Let's say I have a $1:1$ ratio and a $5:1$ ratio which could also be interpreted as a $1:5$ ratio. the fact that both of these ratios are valid but one is $5$ while the other is $0.2$ is the problem, because if we plug this into the percent error formula ($|E−T|/|T|$) we get both $80\%$ and $400\%$. which would be correct? what are the rules for this? Right now I just need to figure out how to do this mathematically.
To clarify, this is with empirical formula where you have a ratio of the elements, to $1:5$ and $5:1$ would be equivalent, only because the ratio we are comparing against in this case is $1:1$, this is an edge case.
You are expecting computing errors and computing ratios to commute, which is not the case. Let us take a simple case, where you want to mix $5$ units of $A$ with $1$ unit of $B$. We will imagine you can measure $A$ perfectly, so the only error is on the quantity of $B$, which we call $\Delta B$.

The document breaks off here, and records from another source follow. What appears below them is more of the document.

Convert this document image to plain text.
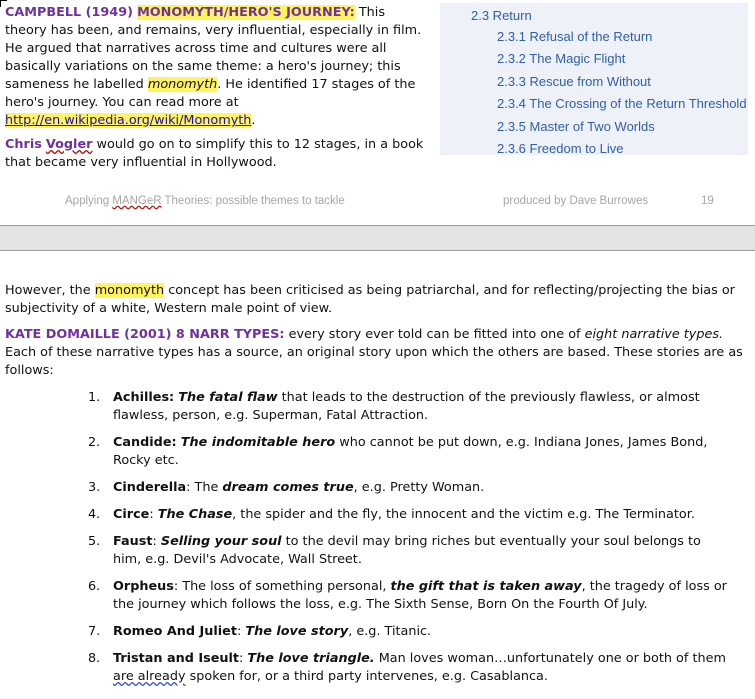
CAMPBELL (1949) MONOMYTH/HERO'S JOURNEY: This theory has been, and remains, very influential, especially in film. He argued that narratives across time and cultures were all basically variations on the same theme: a hero's journey; this sameness he labelled monomyth. He identified 17 stages of the hero's journey. You can read more at http://en.wikipedia.org/wiki/Monomyth.

Chris Vogler would go on to simplify this to 12 stages, in a book that became very influential in Hollywood.

2.3 Return
2.3.1 Refusal of the Return
2.3.2 The Magic Flight
2.3.3 Rescue from Without
2.3.4 The Crossing of the Return Threshold
2.3.5 Master of Two Worlds
2.3.6 Freedom to Live
Applying MANGeR Theories: possible themes to tackle	produced by Dave Burrowes	19

However, the monomyth concept has been criticised as being patriarchal, and for reflecting/projecting the bias or subjectivity of a white, Western male point of view.

KATE DOMAILLE (2001) 8 NARR TYPES: every story ever told can be fitted into one of eight narrative types. Each of these narrative types has a source, an original story upon which the others are based. These stories are as follows:

1. Achilles: The fatal flaw that leads to the destruction of the previously flawless, or almost flawless, person, e.g. Superman, Fatal Attraction.
2. Candide: The indomitable hero who cannot be put down, e.g. Indiana Jones, James Bond, Rocky etc.
3. Cinderella: The dream comes true, e.g. Pretty Woman.
4. Circe: The Chase, the spider and the fly, the innocent and the victim e.g. The Terminator.
5. Faust: Selling your soul to the devil may bring riches but eventually your soul belongs to him, e.g. Devil's Advocate, Wall Street.
6. Orpheus: The loss of something personal, the gift that is taken away, the tragedy of loss or the journey which follows the loss, e.g. The Sixth Sense, Born On the Fourth Of July.
7. Romeo And Juliet: The love story, e.g. Titanic.
8. Tristan and Iseult: The love triangle. Man loves woman…unfortunately one or both of them are already spoken for, or a third party intervenes, e.g. Casablanca.
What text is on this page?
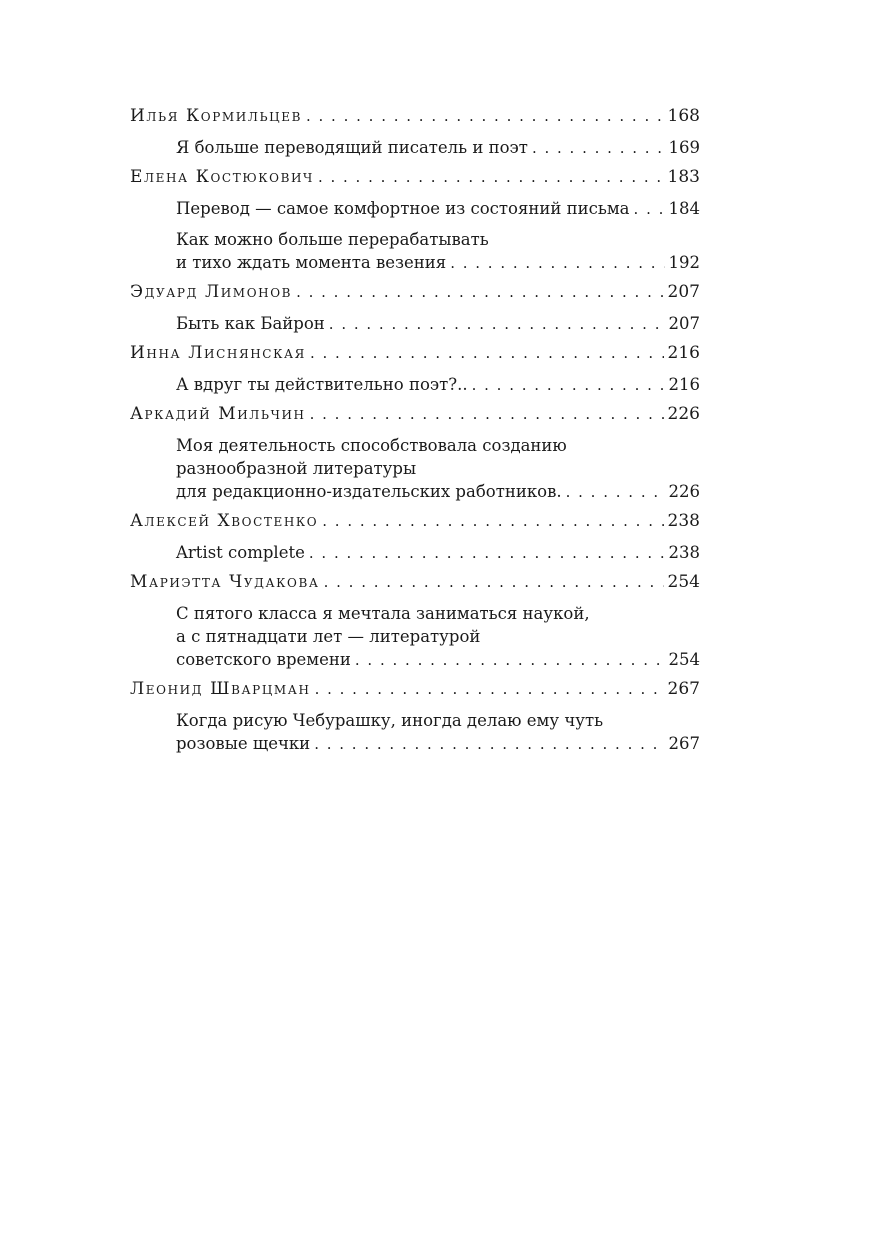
Илья Кормильцев . . .	168
Я больше переводящий писатель и поэт . . .	169
Елена Костюкович . . .	183
Перевод — самое комфортное из состояний письма . . . 184
Как можно больше перерабатывать
и тихо ждать момента везения . . .	192
Эдуард Лимонов . . .	207
Быть как Байрон . . .	207
Инна Лиснянская . . .	216
А вдруг ты действительно поэт?.. . . .	216
Аркадий Мильчин . . .	226
Моя деятельность способствовала созданию
разнообразной литературы
для редакционно-издательских работников. . . .	226
Алексей Хвостенко . . .	238
Artist complete . . .	238
Мариэтта Чудакова . . .	254
С пятого класса я мечтала заниматься наукой,
а с пятнадцати лет — литературой
советского времени . . .	254
Леонид Шварцман . . .	267
Когда рисую Чебурашку, иногда делаю ему чуть
розовые щечки . . .	267
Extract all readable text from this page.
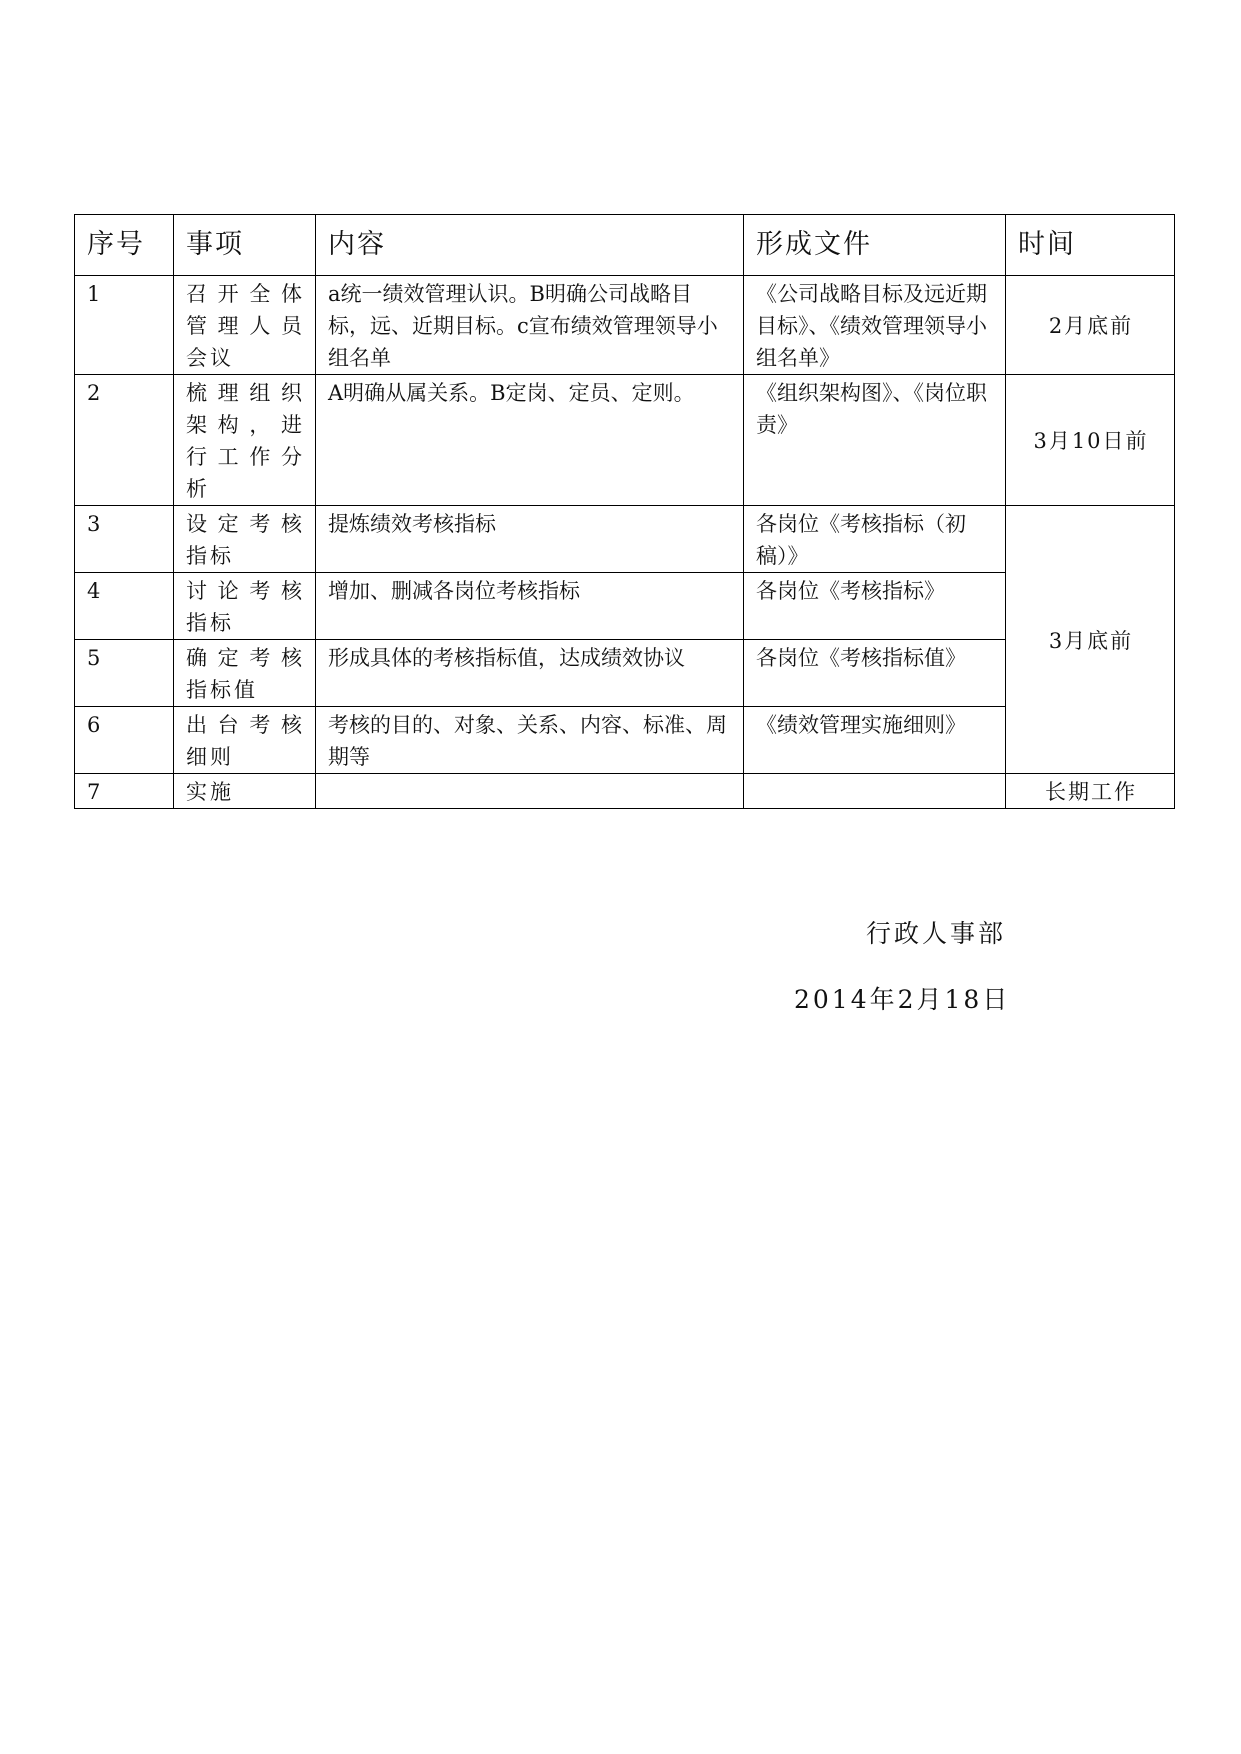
序号	事项	内容	形成文件	时间
1	召开全体管理人员会议	a统一绩效管理认识。B明确公司战略目标，远、近期目标。c宣布绩效管理领导小组名单	《公司战略目标及远近期目标》、《绩效管理领导小组名单》	2月底前
2	梳理组织架构，进行工作分析	A明确从属关系。B定岗、定员、定则。	《组织架构图》、《岗位职责》	3月10日前
3	设定考核指标	提炼绩效考核指标	各岗位《考核指标（初稿）》	3月底前
4	讨论考核指标	增加、删减各岗位考核指标	各岗位《考核指标》	
5	确定考核指标值	形成具体的考核指标值，达成绩效协议	各岗位《考核指标值》	
6	出台考核细则	考核的目的、对象、关系、内容、标准、周期等	《绩效管理实施细则》	
7	实施			长期工作
行政人事部
2014年2月18日
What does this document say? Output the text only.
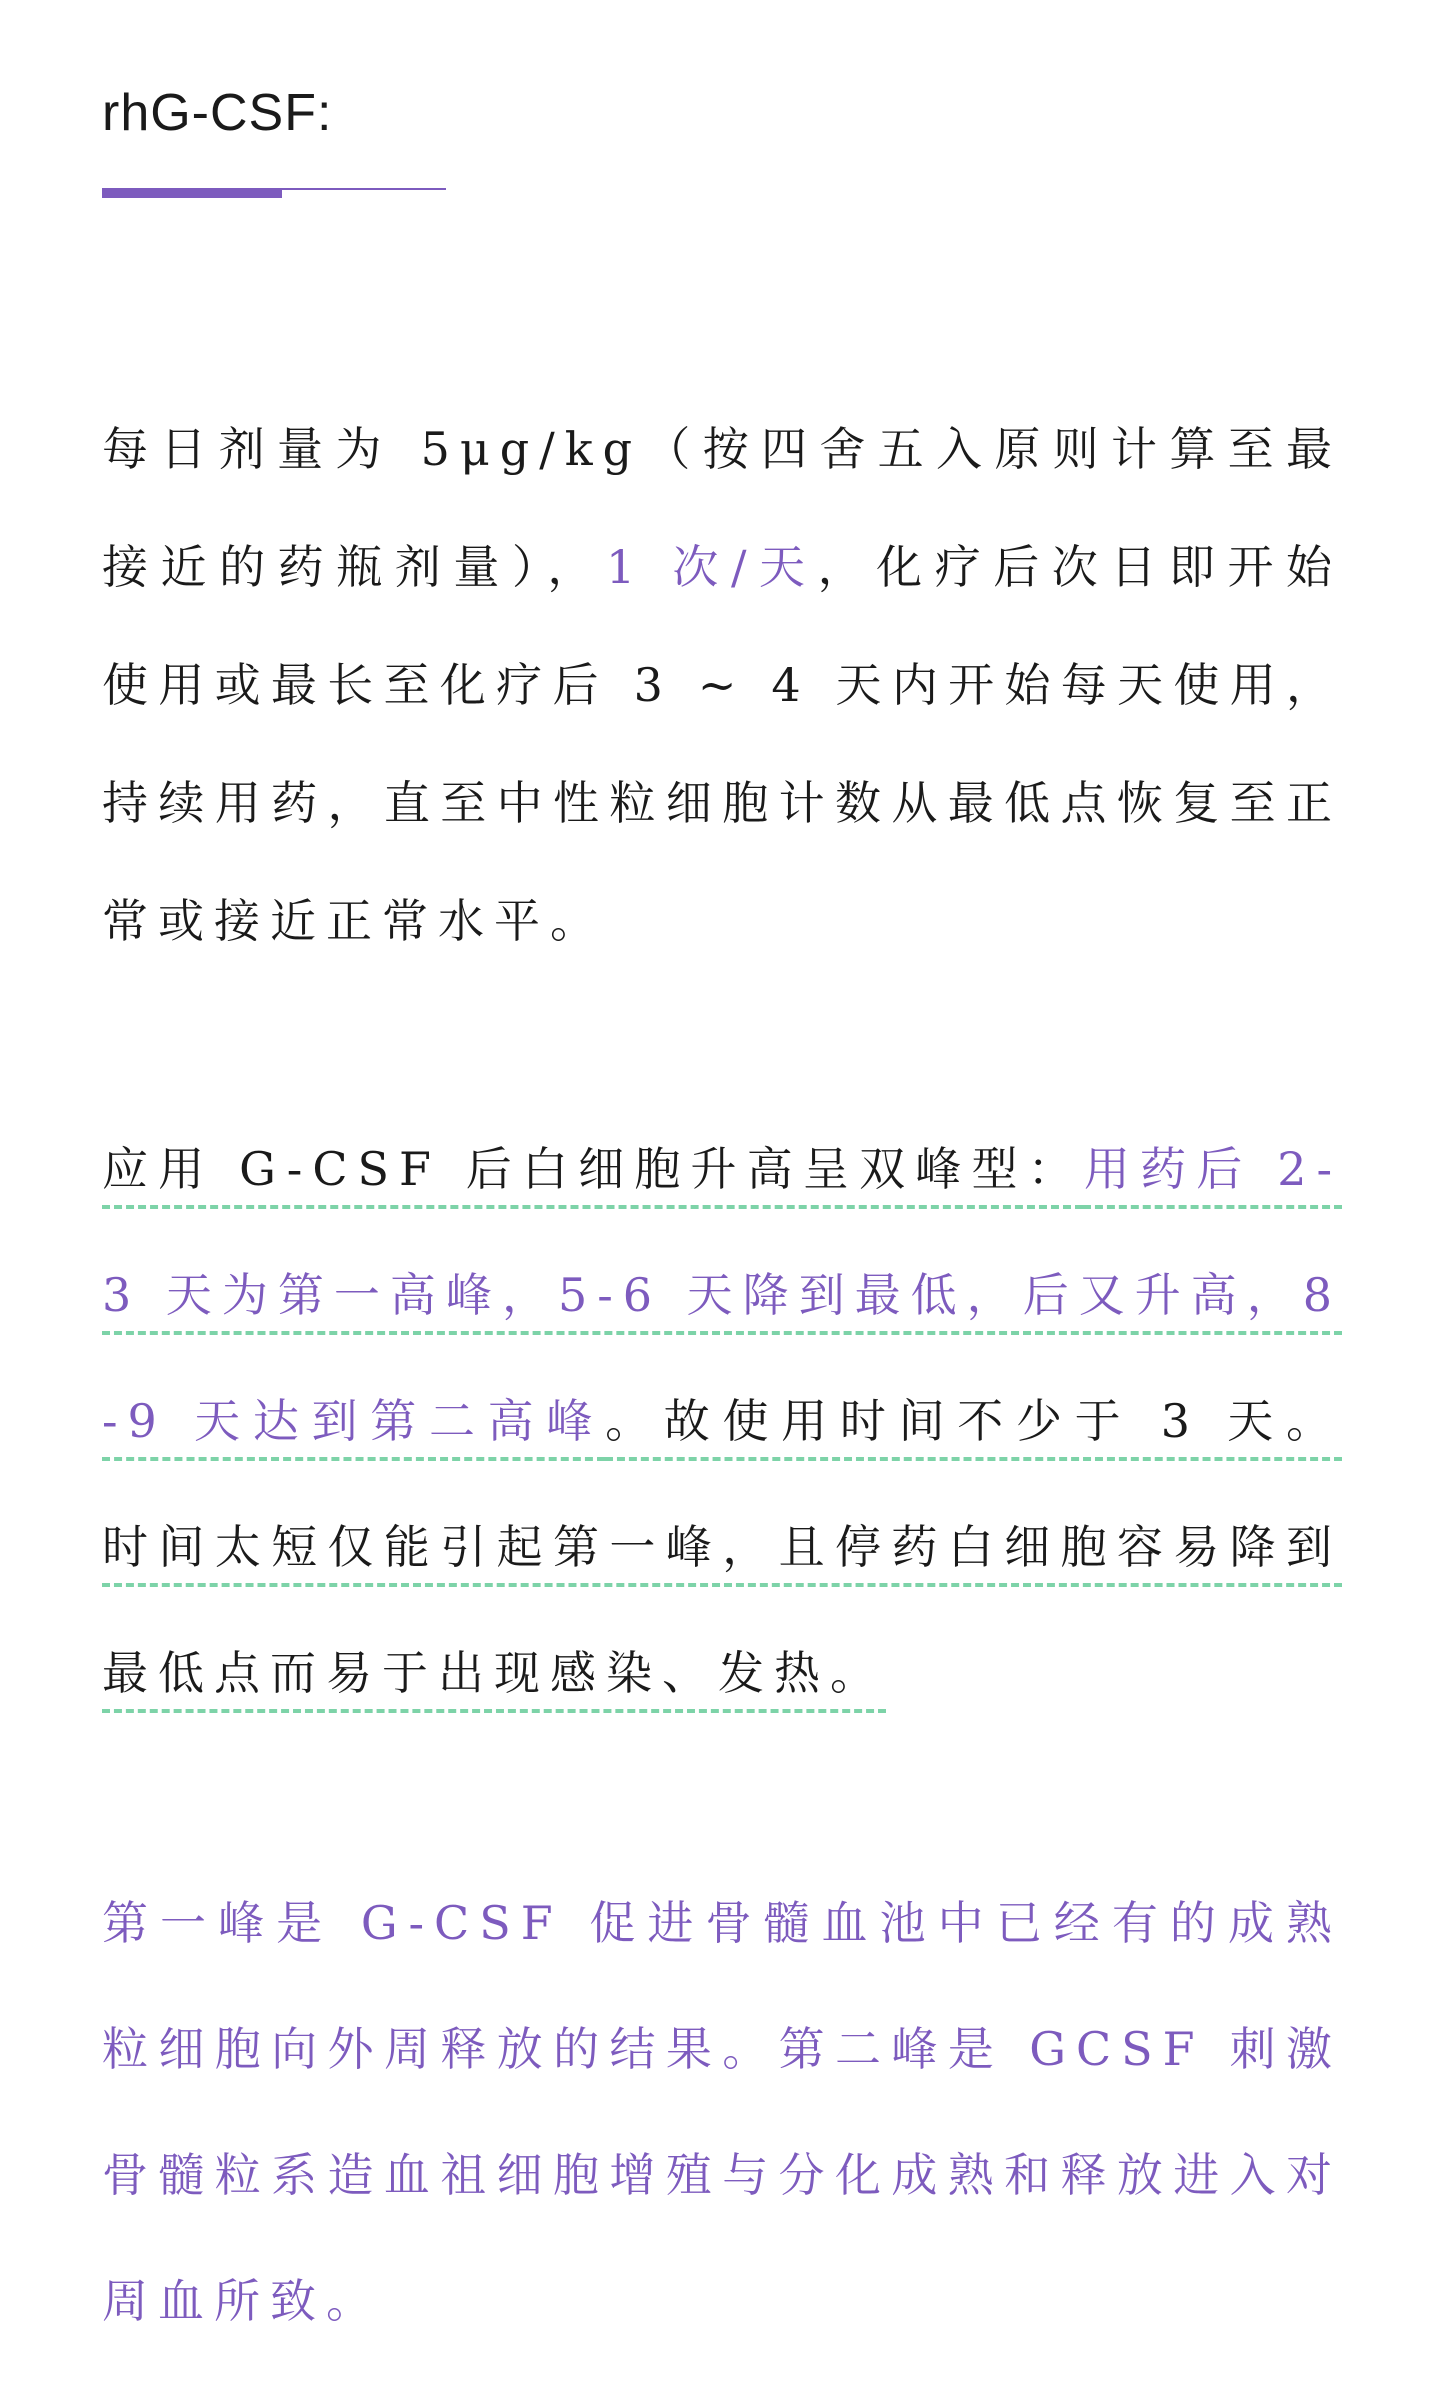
rhG-CSF:

每日剂量为 5μg/kg（按四舍五入原则计算至最接近的药瓶剂量），1 次/天，化疗后次日即开始使用或最长至化疗后 3 ~ 4 天内开始每天使用，持续用药，直至中性粒细胞计数从最低点恢复至正常或接近正常水平。

应用 G-CSF 后白细胞升高呈双峰型：用药后 2-3 天为第一高峰，5-6 天降到最低，后又升高，8-9 天达到第二高峰。故使用时间不少于 3 天。时间太短仅能引起第一峰，且停药白细胞容易降到最低点而易于出现感染、发热。

第一峰是 G-CSF 促进骨髓血池中已经有的成熟粒细胞向外周释放的结果。第二峰是 GCSF 刺激骨髓粒系造血祖细胞增殖与分化成熟和释放进入对周血所致。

One ideal ratio is $\frac BA=0.2$. If we make an error $\Delta B$ in the quantity of $B$, the ratio changes to $\frac {B+\Delta B}A$ and the error is about $\frac {\Delta B}A =\frac 15\cdot \frac{\Delta B}B$
Another ideal ratio is $\frac AB=5$ If we make an error $\Delta B$ in the quantity of $B$, the ratio changes to $\frac A{B+\Delta B}$ and the error is about $-{\Delta B}\frac A{B^2} =-5\cdot \frac{\Delta B}B$
These work as long as $\Delta B \ll B$. You need to adjust your expectations.